Menurut Saut, pemilihan PPN Kendari dan PPN Brondong sebagai uji coba pertama, mengingat kedua wilayah ini dinilai mampu mewakili sektor hulu dan hilir komoditas perikanan di kawasan Timur Indonesia. Apalagi, kawasan Sulawesi merupakan sentra komoditas hasil perikanan di Indonesia Timur, sementara Brondong merupakan hub untuk memudahkan transportasi ke sentra-sentra pengolahan dan pemasaran perikanan. Adapun komoditas perikanan yang akan ditangani dalam program SLIN tahap pertama ini, yakni ikan layang, kembung, dan makarel yang akan disuplai dari kawasan Kendari dan Banggai (Sulteng), serta ikan tuna, tongkol, dan cakalang (TTC) dari Ambon (Maluku). Sementara sebagai operator, nantinya akan ditunjuk Badan Layanan Umum (BLU). “Kami berharap program SLIN tahap pertama ini bisa beroperasi November 2013 mendatang,” tambahnya.

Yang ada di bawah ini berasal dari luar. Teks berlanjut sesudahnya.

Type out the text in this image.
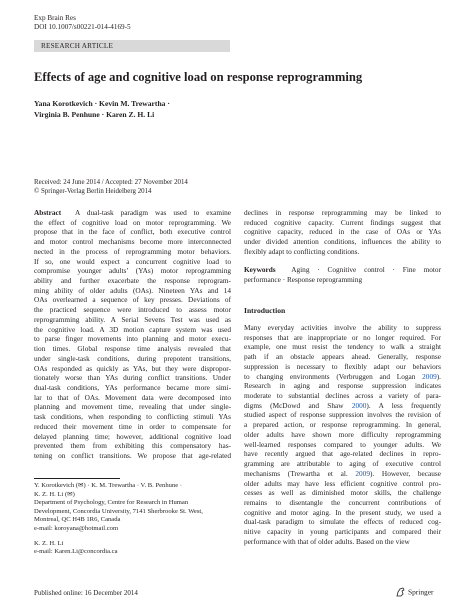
Exp Brain Res
DOI 10.1007/s00221-014-4169-5
RESEARCH ARTICLE
Effects of age and cognitive load on response reprogramming
Yana Korotkevich · Kevin M. Trewartha ·
Virginia B. Penhune · Karen Z. H. Li
Received: 24 June 2014 / Accepted: 27 November 2014
© Springer-Verlag Berlin Heidelberg 2014
Abstract A dual-task paradigm was used to examine
the effect of cognitive load on motor reprogramming. We
propose that in the face of conflict, both executive control
and motor control mechanisms become more interconnected
nected in the process of reprogramming motor behaviors.
If so, one would expect a concurrent cognitive load to
compromise younger adults’ (YAs) motor reprogramming
ability and further exacerbate the response reprogram-
ming ability of older adults (OAs). Nineteen YAs and 14
OAs overlearned a sequence of key presses. Deviations of
the practiced sequence were introduced to assess motor
reprogramming ability. A Serial Sevens Test was used as
the cognitive load. A 3D motion capture system was used
to parse finger movements into planning and motor execu-
tion times. Global response time analysis revealed that
under single-task conditions, during prepotent transitions,
OAs responded as quickly as YAs, but they were dispropor-
tionately worse than YAs during conflict transitions. Under
dual-task conditions, YAs performance became more simi-
lar to that of OAs. Movement data were decomposed into
planning and movement time, revealing that under single-
task conditions, when responding to conflicting stimuli YAs
reduced their movement time in order to compensate for
delayed planning time; however, additional cognitive load
prevented them from exhibiting this compensatory has-
tening on conflict transitions. We propose that age-related
declines in response reprogramming may be linked to
reduced cognitive capacity. Current findings suggest that
cognitive capacity, reduced in the case of OAs or YAs
under divided attention conditions, influences the ability to
flexibly adapt to conflicting conditions.
Keywords Aging · Cognitive control · Fine motor
performance · Response reprogramming
Introduction
Many everyday activities involve the ability to suppress
responses that are inappropriate or no longer required. For
example, one must resist the tendency to walk a straight
path if an obstacle appears ahead. Generally, response
suppression is necessary to flexibly adapt our behaviors
to changing environments (Verbruggen and Logan 2009).
Research in aging and response suppression indicates
moderate to substantial declines across a variety of para-
digms (McDowd and Shaw 2000). A less frequently
studied aspect of response suppression involves the revision of
a prepared action, or response reprogramming. In general,
older adults have shown more difficulty reprogramming
well-learned responses compared to younger adults. We
have recently argued that age-related declines in repro-
gramming are attributable to aging of executive control
mechanisms (Trewartha et al. 2009). However, because
older adults may have less efficient cognitive control pro-
cesses as well as diminished motor skills, the challenge
remains to disentangle the concurrent contributions of
cognitive and motor aging. In the present study, we used a
dual-task paradigm to simulate the effects of reduced cog-
nitive capacity in young participants and compared their
performance with that of older adults. Based on the view
Y. Korotkevich (✉) · K. M. Trewartha · V. B. Penhune ·
K. Z. H. Li (✉)
Department of Psychology, Centre for Research in Human
Development, Concordia University, 7141 Sherbrooke St. West,
Montreal, QC H4B 1R6, Canada
e-mail: koroyana@hotmail.com
K. Z. H. Li
e-mail: Karen.Li@concordia.ca
Published online: 16 December 2014	Springer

Saut menjelaskan, mengingat kurangnya pasokan energi listrik dari perusahan PLN di kawasan Indonesia Timur, kemungkinan cold storage yang akan dibangun menggunakan energi surya (solar cell). Selain listrik, tingginya biaya angkutan juga menjadi faktor penghambat. Dimana, lemahnya daya saing komoditas pangan khususnya produk perikanan Indonesia selama ini salah satunya karena tingginya biaya angkutan produk itu dari sentra produksi ke pasar maupun industri pengolahan. Sebagai contoh, biaya angkutan komoditas ikan dari Ambon ke Surabaya rata-rata mencapai Rp 1.800 per kilogram. Anehnya, biaya angkut komoditas ikan dari China ke Surabaya rata-rata hanya Rp 700 per kg. “Kondisi ini yang bisa membuat para industri pengolahan lebih memilih ikan impor,” ujarnya.

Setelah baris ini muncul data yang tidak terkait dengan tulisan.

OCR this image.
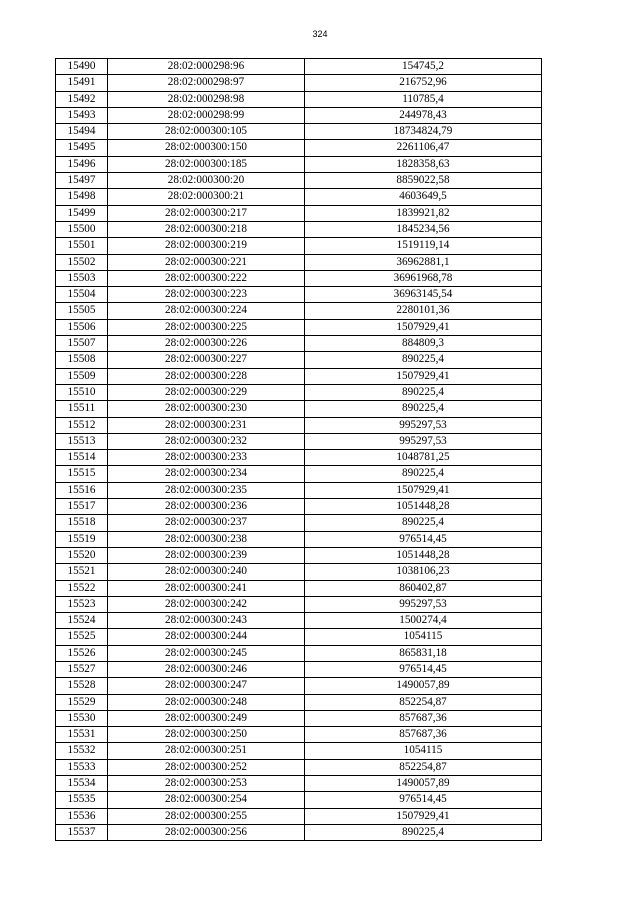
324
15490	28:02:000298:96	154745,2
15491	28:02:000298:97	216752,96
15492	28:02:000298:98	110785,4
15493	28:02:000298:99	244978,43
15494	28:02:000300:105	18734824,79
15495	28:02:000300:150	2261106,47
15496	28:02:000300:185	1828358,63
15497	28:02:000300:20	8859022,58
15498	28:02:000300:21	4603649,5
15499	28:02:000300:217	1839921,82
15500	28:02:000300:218	1845234,56
15501	28:02:000300:219	1519119,14
15502	28:02:000300:221	36962881,1
15503	28:02:000300:222	36961968,78
15504	28:02:000300:223	36963145,54
15505	28:02:000300:224	2280101,36
15506	28:02:000300:225	1507929,41
15507	28:02:000300:226	884809,3
15508	28:02:000300:227	890225,4
15509	28:02:000300:228	1507929,41
15510	28:02:000300:229	890225,4
15511	28:02:000300:230	890225,4
15512	28:02:000300:231	995297,53
15513	28:02:000300:232	995297,53
15514	28:02:000300:233	1048781,25
15515	28:02:000300:234	890225,4
15516	28:02:000300:235	1507929,41
15517	28:02:000300:236	1051448,28
15518	28:02:000300:237	890225,4
15519	28:02:000300:238	976514,45
15520	28:02:000300:239	1051448,28
15521	28:02:000300:240	1038106,23
15522	28:02:000300:241	860402,87
15523	28:02:000300:242	995297,53
15524	28:02:000300:243	1500274,4
15525	28:02:000300:244	1054115
15526	28:02:000300:245	865831,18
15527	28:02:000300:246	976514,45
15528	28:02:000300:247	1490057,89
15529	28:02:000300:248	852254,87
15530	28:02:000300:249	857687,36
15531	28:02:000300:250	857687,36
15532	28:02:000300:251	1054115
15533	28:02:000300:252	852254,87
15534	28:02:000300:253	1490057,89
15535	28:02:000300:254	976514,45
15536	28:02:000300:255	1507929,41
15537	28:02:000300:256	890225,4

Saut menandaskan, program SLIN digulirkan sebagai salah satu upaya untuk mendukung ketahanan pangan nasional. Pasalnya, selama ini permasalahan distribusi ikan dari sentra produksi yang terletak di wilayah timur ke sentra-sentra pasar di wilayah barat belum optimal dan kurang terpadu. Sedangkan di sisi lain kontuinitas pasokan sangat diperlukan sebagai kebutuhan konsumsi dan industri pengolahan perikanan. Untuk itu, SLIN dapat memberikan jaminan terhadap ketersediaan, stabilitas harga, ketahanan pangan serta mendo­rong pertumbuhan industri peng­olahan dan pertumbuhan ekonomi masyarakat. Program SLIN secara bertahap akan bisa menekan biaya angkut. Selain itu, SLIN dilakukan guna menjaga kestabilan harga serta pasokan komoditas perikanan, mengingat selama ini terjadi fluktuasi harga yang signifikan saat musim panen serta paceklik. “Diharapkan dengan dijalankan program SLIN, nantinya juga akan membawa multiplier effect bagi nelayan. Dimana selama ini kurang mendapat jaminan pasar dan daya tahan ikan tangkap akibat tidak adanya cold storage di pelabuhan,” tambahnya.